Ma lecture de Dietland, roman de Sarai Walker, s’est faite en résonnance avec l’actualité. Vous avez peut être entendu parler de la nouvelle émission de M6, Renaissance ? Ce concentré de grossophobie consiste à montrer la perte de poids de personnes obèses et de célébrer leur « renaissance » (comme si ces personnes n’avaient pas vécu jusque là…). L’émission a été étrillée à juste titre dans une tribune de Gras Politique, qui a également lancé une pétition que je vous invite à aller signer.
Pour en revenir au roman, Dietland est un mélange extraordinaire de dénonciation de la grossophobie ordinaire, d’alliance et de riposte féministe.

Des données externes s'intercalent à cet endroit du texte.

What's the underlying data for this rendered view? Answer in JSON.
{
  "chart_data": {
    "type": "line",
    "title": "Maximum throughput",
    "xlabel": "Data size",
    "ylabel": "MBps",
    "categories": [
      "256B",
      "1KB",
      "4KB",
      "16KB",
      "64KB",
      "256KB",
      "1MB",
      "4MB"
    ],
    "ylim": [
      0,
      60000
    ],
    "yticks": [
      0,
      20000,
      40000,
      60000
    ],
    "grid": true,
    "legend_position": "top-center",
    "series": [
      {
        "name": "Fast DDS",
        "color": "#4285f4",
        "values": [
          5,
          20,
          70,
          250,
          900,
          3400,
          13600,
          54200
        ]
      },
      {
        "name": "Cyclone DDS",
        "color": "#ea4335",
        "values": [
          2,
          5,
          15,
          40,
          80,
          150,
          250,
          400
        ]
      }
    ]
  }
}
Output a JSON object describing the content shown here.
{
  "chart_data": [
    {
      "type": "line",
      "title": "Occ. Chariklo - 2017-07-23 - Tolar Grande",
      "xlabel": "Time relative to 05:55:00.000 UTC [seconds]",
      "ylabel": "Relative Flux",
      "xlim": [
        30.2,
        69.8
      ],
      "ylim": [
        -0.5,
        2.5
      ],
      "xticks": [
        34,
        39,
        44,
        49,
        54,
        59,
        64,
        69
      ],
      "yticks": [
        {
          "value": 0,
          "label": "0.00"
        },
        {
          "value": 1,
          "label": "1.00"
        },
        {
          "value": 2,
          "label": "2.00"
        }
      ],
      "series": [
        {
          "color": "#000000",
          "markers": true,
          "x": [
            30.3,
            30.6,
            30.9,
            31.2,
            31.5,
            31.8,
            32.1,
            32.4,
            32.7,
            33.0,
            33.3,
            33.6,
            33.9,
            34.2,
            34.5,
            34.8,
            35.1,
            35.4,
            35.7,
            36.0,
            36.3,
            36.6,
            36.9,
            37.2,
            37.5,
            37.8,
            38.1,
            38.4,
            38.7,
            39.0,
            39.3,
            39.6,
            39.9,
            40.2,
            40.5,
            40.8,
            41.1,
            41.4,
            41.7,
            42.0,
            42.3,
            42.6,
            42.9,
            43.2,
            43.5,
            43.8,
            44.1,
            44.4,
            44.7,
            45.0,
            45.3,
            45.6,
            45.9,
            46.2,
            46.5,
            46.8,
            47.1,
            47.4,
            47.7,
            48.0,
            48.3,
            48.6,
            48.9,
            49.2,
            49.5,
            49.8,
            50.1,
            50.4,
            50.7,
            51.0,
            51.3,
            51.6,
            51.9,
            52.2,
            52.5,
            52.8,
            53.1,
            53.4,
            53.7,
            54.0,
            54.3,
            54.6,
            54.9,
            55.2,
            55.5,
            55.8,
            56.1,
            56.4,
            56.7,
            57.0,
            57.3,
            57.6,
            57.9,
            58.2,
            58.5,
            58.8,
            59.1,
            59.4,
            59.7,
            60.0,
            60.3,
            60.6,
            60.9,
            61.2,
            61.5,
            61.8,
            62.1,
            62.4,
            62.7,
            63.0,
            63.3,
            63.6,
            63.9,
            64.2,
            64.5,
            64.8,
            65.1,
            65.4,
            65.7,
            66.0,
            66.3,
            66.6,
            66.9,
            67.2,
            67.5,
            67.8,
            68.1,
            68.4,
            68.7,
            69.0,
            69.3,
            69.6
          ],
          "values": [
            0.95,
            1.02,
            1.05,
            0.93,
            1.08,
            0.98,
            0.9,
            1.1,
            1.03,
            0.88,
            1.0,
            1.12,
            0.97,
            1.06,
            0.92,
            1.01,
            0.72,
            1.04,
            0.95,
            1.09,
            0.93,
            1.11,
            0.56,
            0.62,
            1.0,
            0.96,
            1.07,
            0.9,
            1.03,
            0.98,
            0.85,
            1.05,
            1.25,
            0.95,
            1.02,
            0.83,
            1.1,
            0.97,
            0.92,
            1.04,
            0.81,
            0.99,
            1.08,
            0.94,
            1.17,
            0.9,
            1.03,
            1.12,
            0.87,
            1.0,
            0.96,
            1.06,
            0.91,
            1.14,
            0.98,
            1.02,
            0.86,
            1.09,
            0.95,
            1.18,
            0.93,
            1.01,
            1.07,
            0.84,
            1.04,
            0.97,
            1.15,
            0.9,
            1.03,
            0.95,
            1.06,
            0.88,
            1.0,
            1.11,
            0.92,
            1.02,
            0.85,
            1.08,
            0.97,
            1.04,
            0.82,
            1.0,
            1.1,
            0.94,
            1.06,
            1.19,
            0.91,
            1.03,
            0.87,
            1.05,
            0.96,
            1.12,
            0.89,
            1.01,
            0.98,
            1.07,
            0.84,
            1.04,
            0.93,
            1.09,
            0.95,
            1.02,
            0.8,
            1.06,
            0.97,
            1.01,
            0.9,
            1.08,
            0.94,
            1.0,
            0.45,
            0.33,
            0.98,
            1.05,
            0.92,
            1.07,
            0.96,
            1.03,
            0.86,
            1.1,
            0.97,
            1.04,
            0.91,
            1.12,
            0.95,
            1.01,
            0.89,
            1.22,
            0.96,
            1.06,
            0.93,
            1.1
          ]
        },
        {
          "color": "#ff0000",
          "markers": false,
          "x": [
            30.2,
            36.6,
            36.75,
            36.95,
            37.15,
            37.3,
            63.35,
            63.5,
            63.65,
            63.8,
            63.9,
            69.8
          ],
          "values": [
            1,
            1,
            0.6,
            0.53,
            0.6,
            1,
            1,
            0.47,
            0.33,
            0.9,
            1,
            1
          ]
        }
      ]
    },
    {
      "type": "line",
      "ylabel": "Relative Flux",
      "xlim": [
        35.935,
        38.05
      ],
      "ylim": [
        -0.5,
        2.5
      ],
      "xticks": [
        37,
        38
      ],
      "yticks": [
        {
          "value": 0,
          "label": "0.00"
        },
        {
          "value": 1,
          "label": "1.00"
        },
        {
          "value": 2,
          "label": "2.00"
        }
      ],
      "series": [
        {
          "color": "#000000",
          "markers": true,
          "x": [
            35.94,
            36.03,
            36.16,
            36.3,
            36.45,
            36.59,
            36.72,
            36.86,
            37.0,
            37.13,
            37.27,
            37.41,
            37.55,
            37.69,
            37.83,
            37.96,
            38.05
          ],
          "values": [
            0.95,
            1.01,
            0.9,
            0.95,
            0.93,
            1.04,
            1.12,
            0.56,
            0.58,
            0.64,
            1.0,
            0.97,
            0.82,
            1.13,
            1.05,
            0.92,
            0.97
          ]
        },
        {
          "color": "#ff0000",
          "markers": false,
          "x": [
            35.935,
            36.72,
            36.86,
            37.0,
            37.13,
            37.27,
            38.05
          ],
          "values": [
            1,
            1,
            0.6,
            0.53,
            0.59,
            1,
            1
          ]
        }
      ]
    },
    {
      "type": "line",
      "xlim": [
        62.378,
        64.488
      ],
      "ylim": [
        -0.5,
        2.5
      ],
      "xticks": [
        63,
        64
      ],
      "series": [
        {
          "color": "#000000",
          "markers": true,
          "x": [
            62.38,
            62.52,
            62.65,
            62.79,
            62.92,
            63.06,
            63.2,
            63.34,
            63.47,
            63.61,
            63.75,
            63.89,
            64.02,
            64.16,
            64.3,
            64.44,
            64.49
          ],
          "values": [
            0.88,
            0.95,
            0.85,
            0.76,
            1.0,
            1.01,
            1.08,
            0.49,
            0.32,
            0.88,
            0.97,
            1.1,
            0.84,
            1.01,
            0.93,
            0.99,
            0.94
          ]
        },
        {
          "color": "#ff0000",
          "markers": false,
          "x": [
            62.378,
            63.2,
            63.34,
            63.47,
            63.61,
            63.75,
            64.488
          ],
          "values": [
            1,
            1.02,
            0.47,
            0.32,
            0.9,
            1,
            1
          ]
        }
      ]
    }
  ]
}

L’autrice, Sarai Walker, fait le tour du sexisme dans notre société ; du carcan qui enferme les femmes dans une haine de leur corps et une comparaison constante aux autres ; de la misogynie omniprésente.
J’ai adoré suivre Plum, l’héroïne, dans son évolution. C’est une jeune femme grosse qui, bombardée par les diktats de beauté, ne s’aime pas et rêve du jour où elle pourra faire se faire installer un anneau gastrique. Toute sa vie tourne autour des régimes, elle associe des calories à chaque aliment qu’elle mange, et ne supporte pas le regard des autres.
En même temps, les autres sont d’une cruauté sans nom, lui rappelant constamment qu’elle n’est pas « normale » : insultes voire agression physique, hypersexualisation, mépris… Tout y passe. Difficile de garder confiance en soi et moral.
Puis il suffit d’une rencontre pour que tout bascule : de femme solitaire, effacée et peu sûre d’elle, Plum se retrouve entourée et soutenue par un collectif de féministes et prend de l’assurance. Elle déconstruit progressivement tout ce qu’elle avait intériorisé.
Non, une femme ne doit pas être la plus petite possible pour prendre le moins de place possible dans la société.
Non, une femme ne doit pas rester silencieuse et polie face aux hommes abjectes.
Non, une femme ne doit pas être parfaite physiquement pour exister.
Non, une femme ne doit pas s’affamer pour se sentir bien dans son corps.
Plum travaille pour un magazine destiné aux adolescentes. Par ce biais, l’autrice dénonce l’hypocrisie de ce média. J’ai ri inroniquement à la mention de l’écriture d’un article sur l’utilisation des tampons sans utiliser le mot « vagin ».
Le magazine bombarde les ados de conseils contradictoires tels que « soyez vous-mêmes » et « comment perdre les kg en trop avant l’été ». Comme dans toute la presse féminine !
Plum répond aux mails envoyés par les lectrices, qui traduisent un mal être profondément ancré : elles se scarifient, se demandent si c’est normal que leur petit ami les force à faire des actes sexuels par amour, ou que leur mère ne les croient pas quand elles disent que le beau-père les tripotent…
C’est glaçant et pourtant ô combien proche de la réalité.
Ce que j’ai préféré par-dessus tout, dans ce roman, c’est Jennifer. Ce n’est pas un personnage, mais une organisation féministe qui riposte face à tant de misogynie dans la société. Les hommes qui violent, tuent, mutilent sont kidnappés et tués à leur tour. La peur change progressivement de camp. C’est jouissif, comme une bouffée d’air frais. Ca permet d’évacuer la colère de manière cathartique.
Je ne suis pas pour une inversion de la violence et de la peur, mais tout de même, ça fait du bien à lire !
Le seul bémol pour moi, c’est la vision de la pornographie que véhicule l’autrice. C’est trash et moralisateur. Alors certes, comme dans tout ce qui touche au sexe, il y a de l’exploitation dégueulasse des femmes, mais pas partout. Le porno féministe et/ou éthique existe, attention à ne pas tout mettre dans le même panier et faire des généralités.
Dietland a été traduit en français sous le titre (In)visible chez Gallimard !
C’est très intéressant. Oui, les carcans existent toujours. Et il faut encore et toujours les dénoncer.